Anytime is a good time for a salad, and this one doesn’t disappoint. The flavor combination will knock your socks off. Crunchy chickpeas and pecans, nutritious quinoa and fresh spinach don’t need a heavy dressing. The maple vinaigrette dressing is perfect.

Total time: 20 minutes
Serves 4

Gluten Free


  • 1 cup organic red quinoa
  • 2 big handfuls organic baby spinach leaves, washed, drained
  • 1 large ripe pear, washed, stemmed and cored, cut into thin pieces
  • 1/2 cup chilled chick peas
  • 2 tablespoons fresh chopped parsley
  • Sea salt and fresh ground pepper, to taste
  • 1/3 cup pecans, pan toasted and roughly chopped


  • 3 tablespoons golden balsamic vinegar or glaze
  • 2 tablespoons pure maple syrup
  • water to thin
  • 1/2 tsp. onion powder


  1. Rinse the quinoa thoroughly in a fine sieve.

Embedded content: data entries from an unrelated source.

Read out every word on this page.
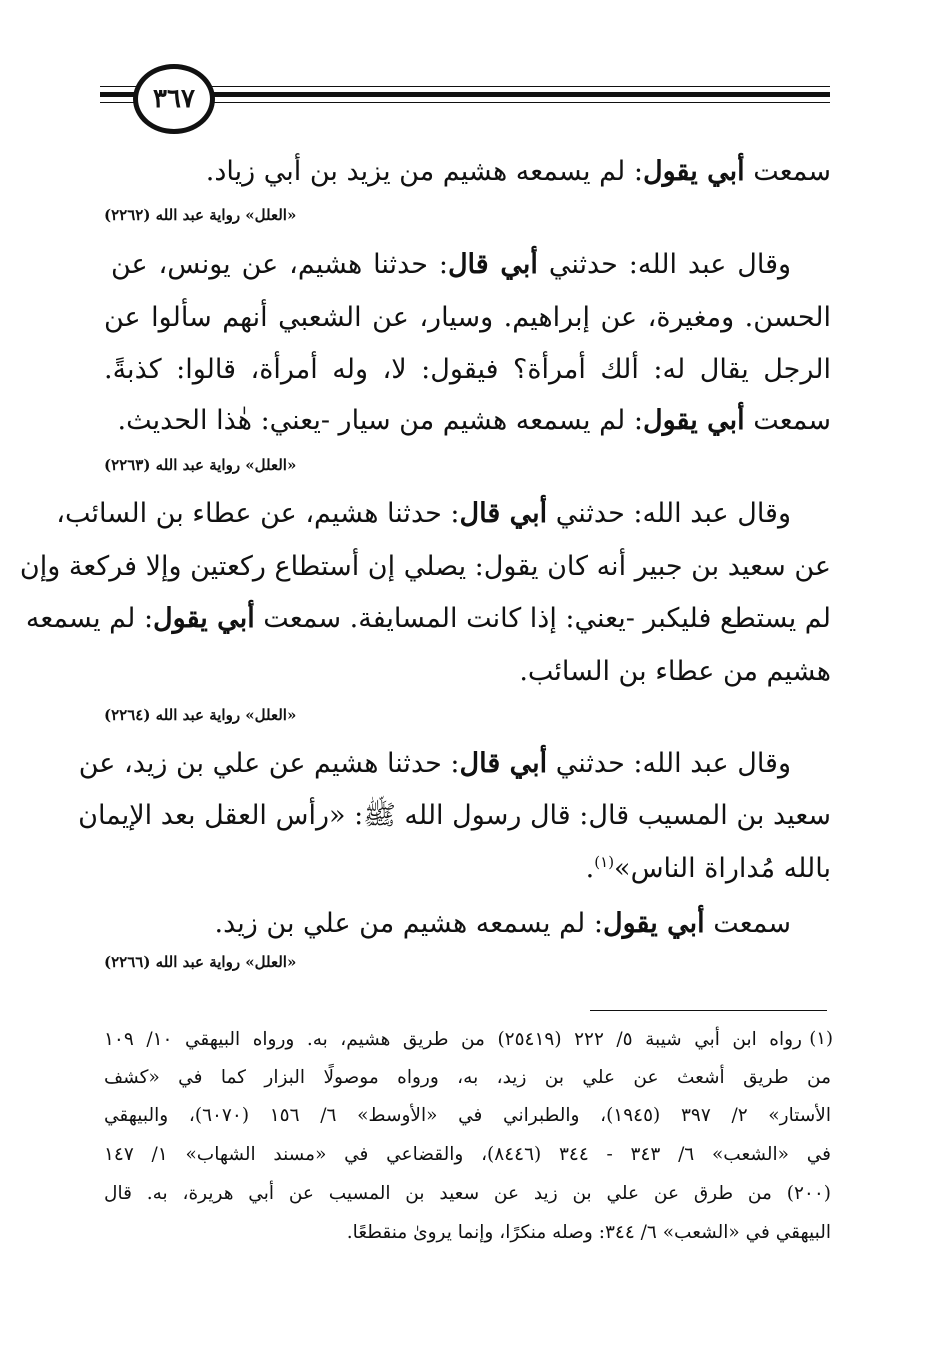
٣٦٧
سمعت أبي يقول: لم يسمعه هشيم من يزيد بن أبي زياد.
«العلل» رواية عبد الله (٢٢٦٢)
وقال عبد الله: حدثني أبي قال: حدثنا هشيم، عن يونس، عن
الحسن. ومغيرة، عن إبراهيم. وسيار، عن الشعبي أنهم سألوا عن
الرجل يقال له: ألك أمرأة؟ فيقول: لا، وله أمرأة، قالوا: كذبةً.
سمعت أبي يقول: لم يسمعه هشيم من سيار -يعني: هٰذا الحديث.
«العلل» رواية عبد الله (٢٢٦٣)
وقال عبد الله: حدثني أبي قال: حدثنا هشيم، عن عطاء بن السائب،
عن سعيد بن جبير أنه كان يقول: يصلي إن أستطاع ركعتين وإلا فركعة وإن
لم يستطع فليكبر -يعني: إذا كانت المسايفة. سمعت أبي يقول: لم يسمعه
هشيم من عطاء بن السائب.
«العلل» رواية عبد الله (٢٢٦٤)
وقال عبد الله: حدثني أبي قال: حدثنا هشيم عن علي بن زيد، عن
سعيد بن المسيب قال: قال رسول الله ﷺ: «رأس العقل بعد الإيمان
بالله مُداراة الناس»$^{(١)}$.
سمعت أبي يقول: لم يسمعه هشيم من علي بن زيد.
«العلل» رواية عبد الله (٢٢٦٦)
(١)
رواه ابن أبي شيبة ٥/ ٢٢٢ (٢٥٤١٩) من طريق هشيم، به. ورواه البيهقي ١٠/ ١٠٩
من طريق أشعث عن علي بن زيد، به، ورواه موصولًا البزار كما في «كشف
الأستار» ٢/ ٣٩٧ (١٩٤٥)، والطبراني في «الأوسط» ٦/ ١٥٦ (٦٠٧٠)، والبيهقي
في «الشعب» ٦/ ٣٤٣ - ٣٤٤ (٨٤٤٦)، والقضاعي في «مسند الشهاب» ١/ ١٤٧
(٢٠٠) من طرق عن علي بن زيد عن سعيد بن المسيب عن أبي هريرة، به. قال
البيهقي في «الشعب» ٦/ ٣٤٤: وصله منكرًا، وإنما يروىٰ منقطعًا.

Place the quinoa in a saucepan or rice cooker. Add 2 cups water, and a pinch of sea salt. Cover and cook on a low simmer until all the water is absorbed and the quinoa is tender. This may take up to 20 minutes. Fluff with a fork and place it into a large salad bowl.
  2. Add the baby spinach and chick peas to the quinoa and gently toss together.
  3. Arrange the pears on top of the quinoa spinach salad.
  4. Whisk together the dressing, pour it over the salad and toss gently to coat. Season to taste with sea salt and ground pepper.
  5. Just before serving, toss in the toasted pecans.